My heart tugs. The man almost killed me and I feel bad for him. No. I’m hurt for the baby version of him. No one deserves such cruelty.

She reaches for a wooden box on the desk and opens it. “This is the only thing I found with him.”

The golden necklace is thin but appears of super high quality with intricate, striking carving. The pendant contains a crest-like design on it with a symbol of a rowan tree.

“He was taken into the foster system,” she continues. “Mine and Giovanni’s financial situation didn’t allow us to apply for adoption, so I made sure to take care of him even as part of my job. He was frail and skinny when he was a boy so he was constantly bullied and assaulted by other kids. I’d find him all bloodied and bruised, but he’d wipe his snotty nose and rein in the pain. He was always a survivor.”

I take an absent-minded sip from my tepid tea. That must be why he hates being touched. “Is that why he’s become what he is right now?”

“What he is?”

I hesitate. Sure she knows he’s a gangster and most definitely a killer. “You saw the knife.”
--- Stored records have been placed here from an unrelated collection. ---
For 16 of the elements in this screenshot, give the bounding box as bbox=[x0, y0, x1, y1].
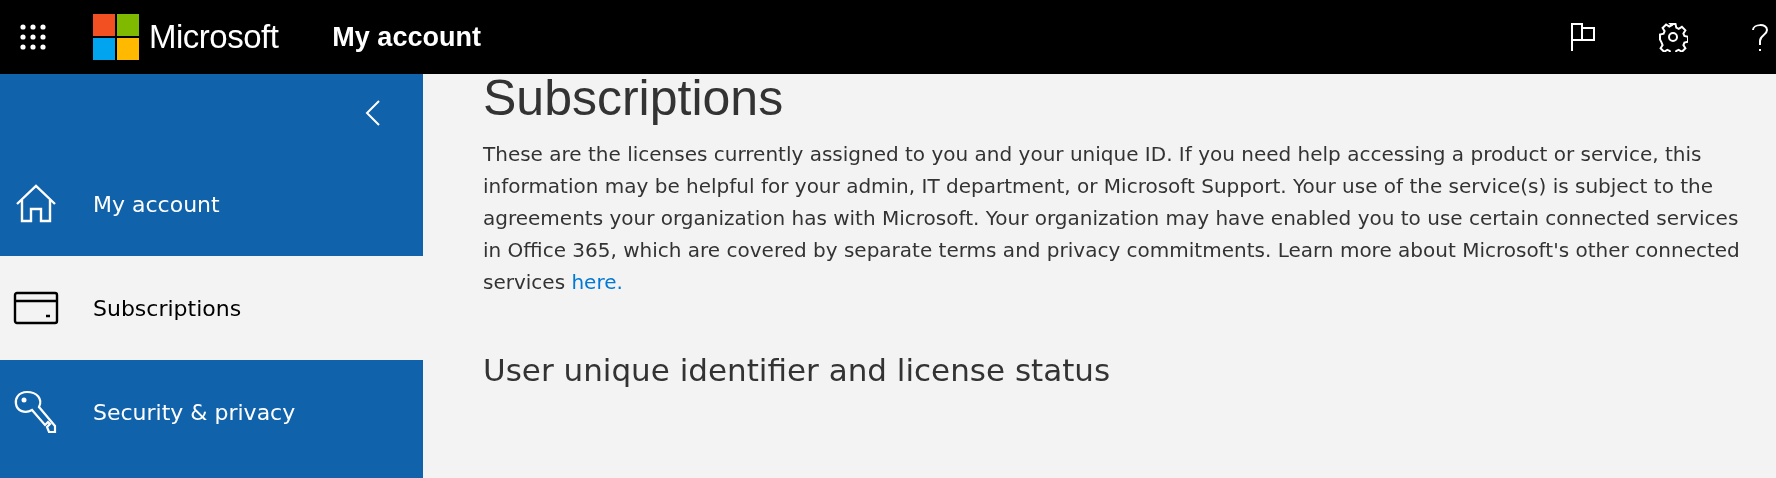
card-icon bbox=[13, 291, 59, 325]
description-text: These are the licenses currently assigned to you and your unique ID. If you need help accessing a product or service, this information may be helpful for your admin, IT department, or Microsoft Support. Your use of the service(s) is subject to the agreements your organization has with Microsoft. Your organization may have enabled you to use certain connected services in Office 365, which are covered by separate terms and privacy commitments. Learn more about Microsoft's other connected services here. bbox=[483, 142, 1740, 294]
app-title[interactable]: My account bbox=[332, 21, 481, 53]
settings-icon[interactable] bbox=[1658, 22, 1688, 52]
sidebar-item[interactable]: Subscriptions bbox=[0, 256, 423, 360]
sidebar-item[interactable]: My account bbox=[0, 152, 423, 256]
section-heading: User unique identifier and license status bbox=[483, 352, 1112, 388]
help-icon[interactable] bbox=[1750, 21, 1770, 53]
logo-icon bbox=[93, 14, 139, 60]
brand-name: Microsoft bbox=[149, 18, 279, 56]
key-icon bbox=[13, 389, 59, 435]
flag-icon[interactable] bbox=[1570, 22, 1596, 52]
app-launcher-icon[interactable] bbox=[20, 24, 46, 50]
sidebar-item[interactable]: Security & privacy bbox=[0, 360, 423, 464]
here-link[interactable]: here. bbox=[571, 270, 623, 294]
collapse-chevron-icon[interactable] bbox=[365, 99, 381, 127]
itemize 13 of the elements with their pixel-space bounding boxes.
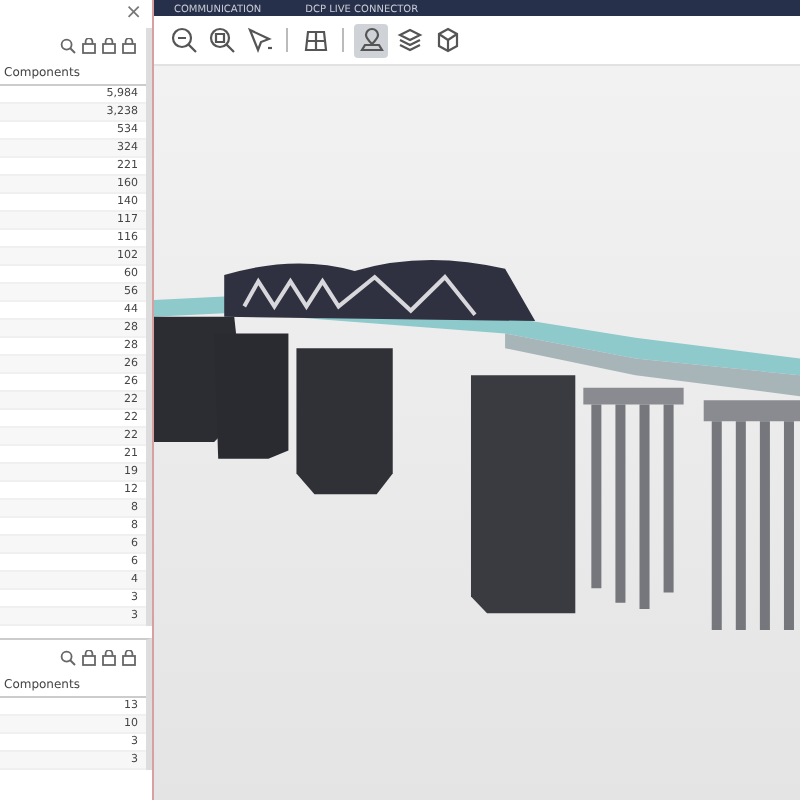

She releases a long, pained sigh. “I don’t know. I lost touch with him for more than twenty years. My mother was sick back then, and I wasn’t there for him as I should. I think he took the wrong road. One day, he wasn’t in the school or in the streets or where he usually hangs out. He just disappeared.” Tears rim her wrinkled eyes. “For a long time, I thought he was killed. I reported it to the police, but since he was eleven, they ruled it as a runaway case. Even when I told them that he wouldn’t have left without telling me goodbye. I’m his Nonna.”

She sniffs, and my heart breaks for her. A small smile breaks on her thin lips. “Then, like an angel, he showed up here not so long ago.”

That means something happened to him in those years he spent away from his Nonna. How did Angelo turn into Shadow?

And shit. Why am I so invested in this?

It’s only because I need his arse to approve President Joe, and I have to get to know the enemy for that. Nothing more.

Absolutely nothing.

“One minute.” Nonna stands and leaves the room with measured steps.

I keep staring at the necklace. The only lead to Shadow’s past. What would he be like if he grew up in a normal family? Would he be playing on the line between darkness and playfulness the entire time?

But I guess I'll never know that just like I can never know what I would’ve grown into if I have been in a normal family. Less vengeful, sure. But that would’ve prevented me from meeting Elle or Liam.

What ifs are useless.

I place the necklace in the box, close it, and put it back on the desk.